Large cache drives for Gamers

All windows versions since NT 3.1 ( on which Win2k and all subsequent releases have been based ), have absolutely used availible free ram to cache disk IO.  Journaling filesystems like NTFS were designed to ensure that power loss would not cause catastrophe using techniques such as a journal.  Such writes bypass any cache on the disk since the disk cache is also lost in the event of a power failure.

Disk write cache does not help since games do not write much data in the first place.  Any data they do write certainly can fit in the kernel filesystem cache, which generally has access to far more memory than the on disk cache, thus, adding more disk cache will not help ( unless you add a LOT of disk cache ).

Yes, it is a generalization that games are smart enough to preload data they will need before they need it.  It also happens to be largely true, and adding disk cache will not help games that do not, since cache mostly keeps around data that has been recently acceded, not data that will soon be needed, but has not been accesedd lately, thus a badly written game engine will not benefit from more disk cache.

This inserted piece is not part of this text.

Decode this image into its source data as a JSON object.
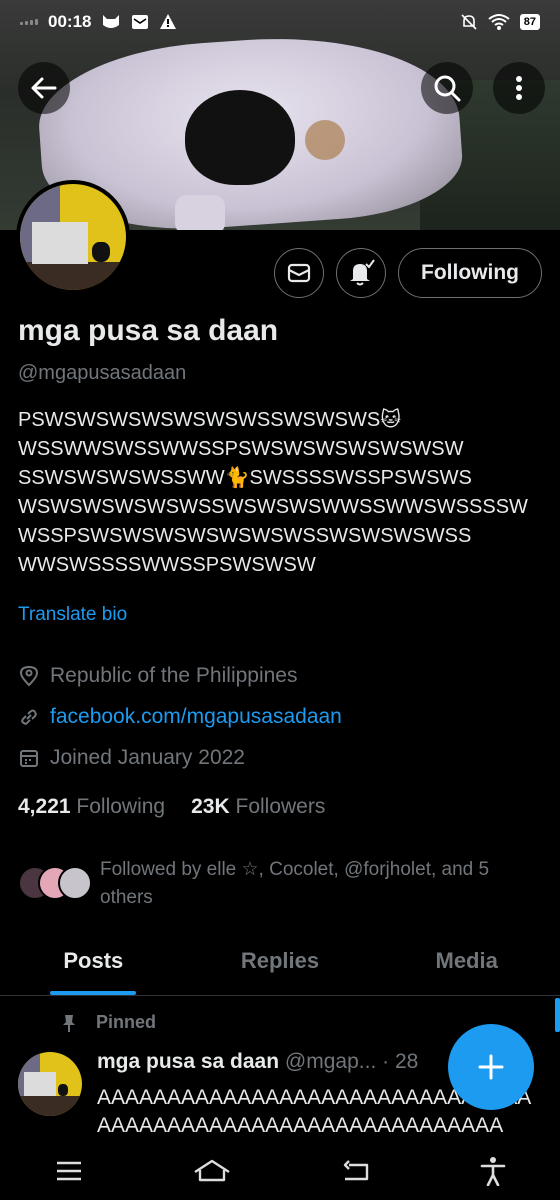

If you think it is easy to add cache to a drive, it is even easier to add ram to the system, and let the OS use it for cache.

Extra cache on the drive would not allow the drive to delay background writes any more than the OS could given the same amount of additional ram, hence, it is better to add the ram to the OS than to the drive.  If unzipping in one process slows down another process that is just reading that much, then that points to a fault in the OS, not the drive; the OS should be prioritizing the reads over the writes ( and Linux does so ).

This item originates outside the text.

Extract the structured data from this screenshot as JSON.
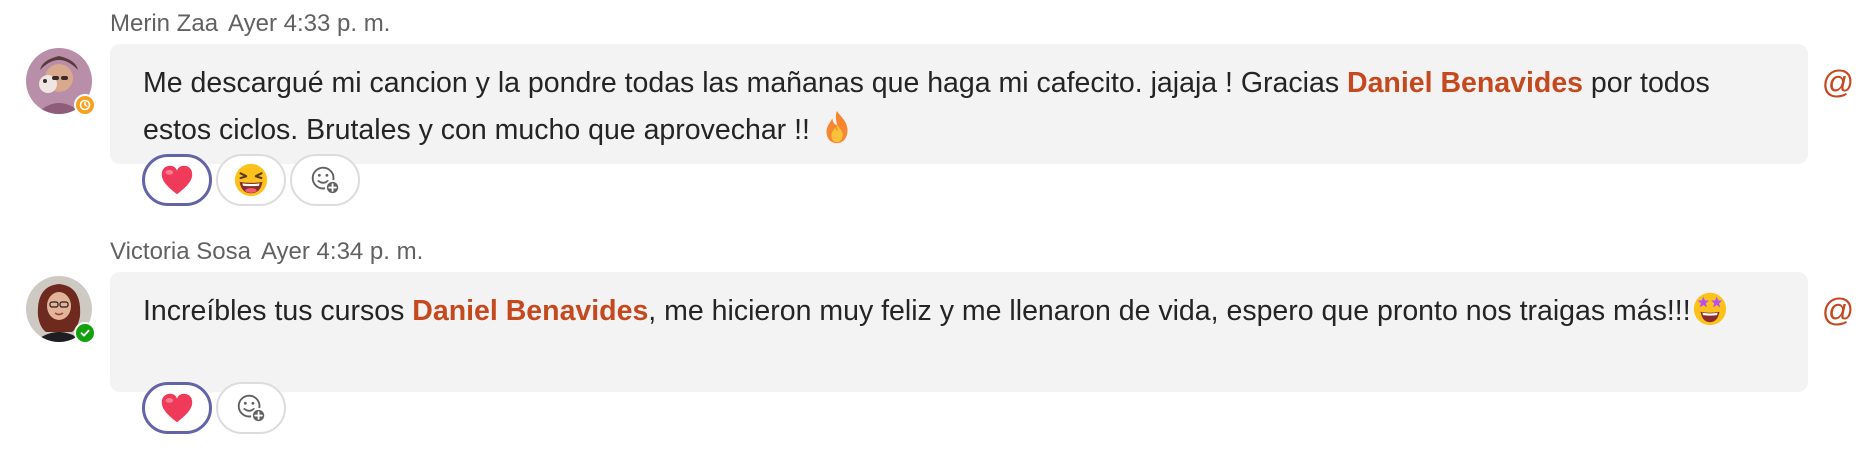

In terms of data safety, any application that cares about safety bypasses the OS and disk cache and makes sure its important data has hit the physical medium before proceeding anyhow.  Moving cache from the OS to the disk theoretically could allow applications to only require the data hit the disk cache before proceeding, but applications are not written to do so; if they care about the data, they make sure it is actually on the disk, not just in the disk cache, because they care about power failures, not just kernel crashes.